Aubergine, beetroot, broad beans, broccoli, cabbage, carrots, courgettes, cucumber, French beans, garlic, lettuce, mange tout, new potatoes, peas, potatoes, radishes, rocket, runner beans, sage, spinach and water cress.

Clams, cod, crab, dover sole, haddock, halibut, herring, lamb, mackerel, monkfish, pike, plaice, rabbit, salmon, sardines, sea bass and scallops.

Focus on Strawberries…

Strawberries are rich in vitamin C. One serving contains about ½ your vitamin C requirements. They are high in the Antioxidants Lutein and Zeathacins which can help prevent cataracts. Ellagic Acid a Phytonutrient helps prevent collagen destruction. They also have an effect on inflammation levels and have known to be good for heart health. They are as well as being beneficial on inflammation levels, are a medium source of Potassium and can help with the reduction of LDL cholesterol.

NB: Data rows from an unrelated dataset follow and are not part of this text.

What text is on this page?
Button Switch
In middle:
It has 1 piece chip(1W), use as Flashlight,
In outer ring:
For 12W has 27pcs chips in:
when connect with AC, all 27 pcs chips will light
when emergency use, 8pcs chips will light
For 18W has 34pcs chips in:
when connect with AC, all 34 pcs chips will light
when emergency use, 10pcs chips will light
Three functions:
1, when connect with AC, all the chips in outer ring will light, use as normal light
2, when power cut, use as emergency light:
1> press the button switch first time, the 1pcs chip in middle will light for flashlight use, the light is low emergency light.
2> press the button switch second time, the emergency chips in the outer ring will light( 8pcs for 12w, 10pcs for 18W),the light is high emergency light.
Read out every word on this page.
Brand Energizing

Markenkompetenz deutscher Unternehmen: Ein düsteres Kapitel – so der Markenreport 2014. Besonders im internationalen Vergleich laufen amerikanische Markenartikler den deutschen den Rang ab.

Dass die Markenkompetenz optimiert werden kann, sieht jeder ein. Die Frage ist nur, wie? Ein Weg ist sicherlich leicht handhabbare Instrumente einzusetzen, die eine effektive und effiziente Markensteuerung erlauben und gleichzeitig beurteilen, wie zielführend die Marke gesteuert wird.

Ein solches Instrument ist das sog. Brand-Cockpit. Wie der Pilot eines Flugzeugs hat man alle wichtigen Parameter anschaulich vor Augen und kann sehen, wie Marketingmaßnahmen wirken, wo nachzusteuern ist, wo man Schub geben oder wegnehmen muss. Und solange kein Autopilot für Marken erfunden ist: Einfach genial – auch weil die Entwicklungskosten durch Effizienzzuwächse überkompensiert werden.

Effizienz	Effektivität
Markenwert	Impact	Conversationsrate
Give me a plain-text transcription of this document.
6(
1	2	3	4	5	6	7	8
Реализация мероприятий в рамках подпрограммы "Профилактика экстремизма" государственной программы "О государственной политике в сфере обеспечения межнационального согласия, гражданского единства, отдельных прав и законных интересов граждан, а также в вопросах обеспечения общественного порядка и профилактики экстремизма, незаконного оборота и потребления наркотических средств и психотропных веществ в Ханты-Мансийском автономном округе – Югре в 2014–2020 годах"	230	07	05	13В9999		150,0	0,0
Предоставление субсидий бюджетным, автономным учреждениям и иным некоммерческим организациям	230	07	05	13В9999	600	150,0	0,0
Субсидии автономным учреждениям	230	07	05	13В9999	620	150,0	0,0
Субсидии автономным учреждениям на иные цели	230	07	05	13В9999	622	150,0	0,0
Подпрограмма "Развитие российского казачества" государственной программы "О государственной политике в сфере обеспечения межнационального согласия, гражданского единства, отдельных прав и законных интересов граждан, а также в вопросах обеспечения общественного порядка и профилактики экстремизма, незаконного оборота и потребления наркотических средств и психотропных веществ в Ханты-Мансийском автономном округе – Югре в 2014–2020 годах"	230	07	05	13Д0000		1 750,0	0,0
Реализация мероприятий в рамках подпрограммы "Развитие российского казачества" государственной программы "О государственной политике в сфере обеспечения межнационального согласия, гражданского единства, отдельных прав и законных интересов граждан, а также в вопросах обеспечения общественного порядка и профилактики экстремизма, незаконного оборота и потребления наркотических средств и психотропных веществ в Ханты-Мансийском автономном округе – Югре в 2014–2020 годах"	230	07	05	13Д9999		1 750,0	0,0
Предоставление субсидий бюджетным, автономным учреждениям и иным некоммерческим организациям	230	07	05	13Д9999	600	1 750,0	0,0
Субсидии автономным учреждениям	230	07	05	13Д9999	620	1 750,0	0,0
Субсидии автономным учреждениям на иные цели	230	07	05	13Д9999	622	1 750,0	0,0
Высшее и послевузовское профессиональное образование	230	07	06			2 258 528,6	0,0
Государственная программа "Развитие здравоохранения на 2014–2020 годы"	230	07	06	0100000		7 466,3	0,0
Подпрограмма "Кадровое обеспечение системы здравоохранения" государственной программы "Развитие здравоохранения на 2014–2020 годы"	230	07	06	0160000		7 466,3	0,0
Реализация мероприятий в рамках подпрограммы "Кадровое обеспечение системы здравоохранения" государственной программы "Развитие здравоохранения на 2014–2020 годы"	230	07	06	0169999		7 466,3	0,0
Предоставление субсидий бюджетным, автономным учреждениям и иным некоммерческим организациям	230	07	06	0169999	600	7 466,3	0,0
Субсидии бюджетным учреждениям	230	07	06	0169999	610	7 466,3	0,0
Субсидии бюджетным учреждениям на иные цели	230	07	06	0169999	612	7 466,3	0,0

They are a good fibre source which is a great option for diabetics as fibre slows the release of sugar into the blood stream. It is also a folate source which is necessary for pregnant women.

Warmed Strawberry Crumpets.

Serves 2.

2 crumpets

50g fat free Greek Yoghurt

75g Strawberries, sliced

25g raspberries

25g blueberries

1 pinch of mixed spice powder

1 tsp. runny honey

Toast the crumpet.

Heat a non-stick pan and add the fruit with a sprinkle of spice and cook for a minute only. Toss until the fruit soft but not mushy.

Top the crumpet with the fruit, then the yoghurt and a drizzle of honey or Agave Syrup.